There are numerous instances of the OCR supplying a healthcare practice with technical support and that’s the end of it. If you are provided technical support from the OCR it pays to listen.
It really is all about patient care. Are you protecting their health information and sensitive data? Are you providing access to their health information in a reasonable manner when requested?
What is Technical Support From the OCR?
Technical support from the OCR is not like Technical Support from IT. What they’re really doing is telling you how to fix your HIPAA Compliance issues.
For example, in the case of the ambulance company they uncovered that the laptop was not encrypted. When they investigated further, they also discovered access controls were not in place and reasonable security was not being utilized to protect PHI, and there was no real HIPAA compliance program in place.
The OCR advised the ambulance company what they needed to do to resolve these issues.
West Georgia Ambulance essentially ignored the technical advice. In doing so they became negligent. That ended up costing a small business of 64 employees $65,000 plus two years of the OCR monitoring them to ensure they put a HIPAA Compliance program in place.
Guidance and Technical Support from the OCR Should be Taken Seriously
The OCR and I think a lot alike. I will give you the information and advice you need. It’s up to you to act on it.
I provide technical advice all the time. Honestly, it gets ignored probably 80% of the time. And sometimes it ends up costing the business owner a lot more in the long run.

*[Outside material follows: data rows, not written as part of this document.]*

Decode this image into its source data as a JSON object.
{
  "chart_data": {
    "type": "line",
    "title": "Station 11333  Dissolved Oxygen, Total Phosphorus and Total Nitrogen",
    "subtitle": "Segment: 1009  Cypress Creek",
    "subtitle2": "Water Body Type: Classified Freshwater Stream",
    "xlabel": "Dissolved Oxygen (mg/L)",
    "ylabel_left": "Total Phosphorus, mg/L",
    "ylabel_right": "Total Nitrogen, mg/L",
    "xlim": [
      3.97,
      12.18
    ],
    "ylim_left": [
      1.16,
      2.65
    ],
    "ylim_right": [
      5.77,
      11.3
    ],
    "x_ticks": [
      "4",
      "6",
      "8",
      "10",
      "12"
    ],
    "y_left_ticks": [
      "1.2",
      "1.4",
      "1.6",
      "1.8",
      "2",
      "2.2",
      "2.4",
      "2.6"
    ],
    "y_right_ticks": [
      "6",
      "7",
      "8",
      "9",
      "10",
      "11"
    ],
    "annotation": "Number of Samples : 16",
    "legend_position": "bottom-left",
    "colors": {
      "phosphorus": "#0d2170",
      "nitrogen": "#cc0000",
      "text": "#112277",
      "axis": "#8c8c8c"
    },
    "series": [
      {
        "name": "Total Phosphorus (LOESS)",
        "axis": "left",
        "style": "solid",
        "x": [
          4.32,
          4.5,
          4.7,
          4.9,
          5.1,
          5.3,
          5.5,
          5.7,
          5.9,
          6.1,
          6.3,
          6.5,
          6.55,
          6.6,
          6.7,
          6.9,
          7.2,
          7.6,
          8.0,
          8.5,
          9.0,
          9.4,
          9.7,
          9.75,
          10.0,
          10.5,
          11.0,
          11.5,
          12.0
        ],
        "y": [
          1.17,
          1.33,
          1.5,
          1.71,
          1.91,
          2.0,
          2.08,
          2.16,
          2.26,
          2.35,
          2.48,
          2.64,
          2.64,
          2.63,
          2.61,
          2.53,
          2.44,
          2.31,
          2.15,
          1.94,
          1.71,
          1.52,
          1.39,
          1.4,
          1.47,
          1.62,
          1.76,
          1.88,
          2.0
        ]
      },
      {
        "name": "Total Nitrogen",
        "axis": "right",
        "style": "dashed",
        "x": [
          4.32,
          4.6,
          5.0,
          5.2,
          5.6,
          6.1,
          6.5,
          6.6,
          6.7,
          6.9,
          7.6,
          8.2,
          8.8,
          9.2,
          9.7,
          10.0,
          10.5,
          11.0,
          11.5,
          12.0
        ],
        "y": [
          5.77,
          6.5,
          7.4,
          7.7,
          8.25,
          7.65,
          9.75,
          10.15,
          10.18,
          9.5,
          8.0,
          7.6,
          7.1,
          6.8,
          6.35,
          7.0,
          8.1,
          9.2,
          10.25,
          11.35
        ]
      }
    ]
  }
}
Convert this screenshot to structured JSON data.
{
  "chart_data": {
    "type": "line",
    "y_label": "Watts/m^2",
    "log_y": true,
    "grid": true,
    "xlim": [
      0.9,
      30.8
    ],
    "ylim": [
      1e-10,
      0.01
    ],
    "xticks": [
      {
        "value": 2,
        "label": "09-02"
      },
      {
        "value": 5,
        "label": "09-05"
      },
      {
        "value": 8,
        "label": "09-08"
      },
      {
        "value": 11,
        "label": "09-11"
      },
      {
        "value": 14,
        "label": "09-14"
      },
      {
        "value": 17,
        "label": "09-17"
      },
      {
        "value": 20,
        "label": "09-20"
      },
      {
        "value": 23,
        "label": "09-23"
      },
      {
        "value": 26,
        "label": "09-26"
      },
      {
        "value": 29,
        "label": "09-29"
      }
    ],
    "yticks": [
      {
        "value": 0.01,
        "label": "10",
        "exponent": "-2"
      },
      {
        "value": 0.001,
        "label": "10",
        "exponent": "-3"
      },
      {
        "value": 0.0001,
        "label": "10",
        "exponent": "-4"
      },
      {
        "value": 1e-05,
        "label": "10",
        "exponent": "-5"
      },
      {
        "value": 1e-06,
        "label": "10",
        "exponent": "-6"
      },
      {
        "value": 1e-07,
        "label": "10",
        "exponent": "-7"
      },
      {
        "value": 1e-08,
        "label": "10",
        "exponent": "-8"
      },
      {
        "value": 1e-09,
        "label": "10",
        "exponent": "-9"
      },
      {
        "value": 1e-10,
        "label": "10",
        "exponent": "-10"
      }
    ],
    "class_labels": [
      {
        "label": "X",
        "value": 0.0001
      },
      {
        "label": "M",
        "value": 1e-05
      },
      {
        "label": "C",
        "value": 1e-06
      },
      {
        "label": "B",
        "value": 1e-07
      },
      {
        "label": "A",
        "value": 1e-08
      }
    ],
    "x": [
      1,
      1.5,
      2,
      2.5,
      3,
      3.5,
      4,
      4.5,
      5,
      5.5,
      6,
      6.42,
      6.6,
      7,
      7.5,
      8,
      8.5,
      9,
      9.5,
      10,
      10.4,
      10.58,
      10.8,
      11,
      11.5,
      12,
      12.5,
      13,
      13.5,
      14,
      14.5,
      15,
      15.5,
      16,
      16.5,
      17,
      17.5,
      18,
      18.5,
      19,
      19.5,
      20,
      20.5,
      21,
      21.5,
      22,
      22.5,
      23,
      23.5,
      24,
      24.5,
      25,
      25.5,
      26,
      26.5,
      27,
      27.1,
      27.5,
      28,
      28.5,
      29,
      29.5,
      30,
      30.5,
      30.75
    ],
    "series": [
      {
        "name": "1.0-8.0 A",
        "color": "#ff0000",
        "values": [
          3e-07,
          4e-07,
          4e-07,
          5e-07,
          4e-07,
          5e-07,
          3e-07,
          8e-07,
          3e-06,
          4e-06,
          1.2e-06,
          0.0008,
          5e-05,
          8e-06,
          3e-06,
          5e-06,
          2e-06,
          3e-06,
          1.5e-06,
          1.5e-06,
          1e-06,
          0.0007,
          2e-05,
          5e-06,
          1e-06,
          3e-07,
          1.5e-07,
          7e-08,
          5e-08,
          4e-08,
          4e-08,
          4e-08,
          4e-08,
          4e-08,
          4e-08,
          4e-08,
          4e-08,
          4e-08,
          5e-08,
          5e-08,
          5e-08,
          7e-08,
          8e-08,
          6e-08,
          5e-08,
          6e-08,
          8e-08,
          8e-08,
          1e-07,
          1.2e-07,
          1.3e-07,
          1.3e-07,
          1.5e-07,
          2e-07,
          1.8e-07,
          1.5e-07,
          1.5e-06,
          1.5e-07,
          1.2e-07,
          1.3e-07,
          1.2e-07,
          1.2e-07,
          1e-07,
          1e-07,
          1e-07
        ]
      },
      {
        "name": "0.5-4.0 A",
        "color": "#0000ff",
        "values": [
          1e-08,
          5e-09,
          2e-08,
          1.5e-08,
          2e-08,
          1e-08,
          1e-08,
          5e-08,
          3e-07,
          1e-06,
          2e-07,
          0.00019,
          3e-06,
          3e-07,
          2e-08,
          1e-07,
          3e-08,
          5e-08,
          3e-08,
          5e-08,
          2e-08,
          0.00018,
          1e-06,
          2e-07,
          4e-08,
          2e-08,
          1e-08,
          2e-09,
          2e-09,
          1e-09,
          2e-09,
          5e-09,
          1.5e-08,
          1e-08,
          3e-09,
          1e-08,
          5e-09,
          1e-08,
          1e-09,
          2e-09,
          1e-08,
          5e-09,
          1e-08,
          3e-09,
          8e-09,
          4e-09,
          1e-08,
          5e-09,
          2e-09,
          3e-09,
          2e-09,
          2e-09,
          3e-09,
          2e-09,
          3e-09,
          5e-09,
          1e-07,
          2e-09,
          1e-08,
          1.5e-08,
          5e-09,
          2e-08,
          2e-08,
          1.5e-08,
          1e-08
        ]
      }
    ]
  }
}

OCR’s main objective is to make sure patient care includes protecting patient information and making it accessible to the patient when they want it.
You may have heard of the CIA Triad (no it’s not a special ops group in the CIA).
What this means:
Patient’s healthcare information should remain confidential. The integrity of that information should be protected, and it should be available to the patient when needed.
The OCR just wants to ensure the CIA Triad is followed by healthcare providers and business associates. They just want to make sure patients are cared for. It is called patient CARE after all.
If they provide guidance or assistance in any manner, whether it’s a web page, official letter, audit or email you should take it VERY SERIOUSLY. The next step would cost you significantly more if you don’t.
And at the end of the day, it’s all about patient CARE whether you’re a healthcare practice or a business that supports them.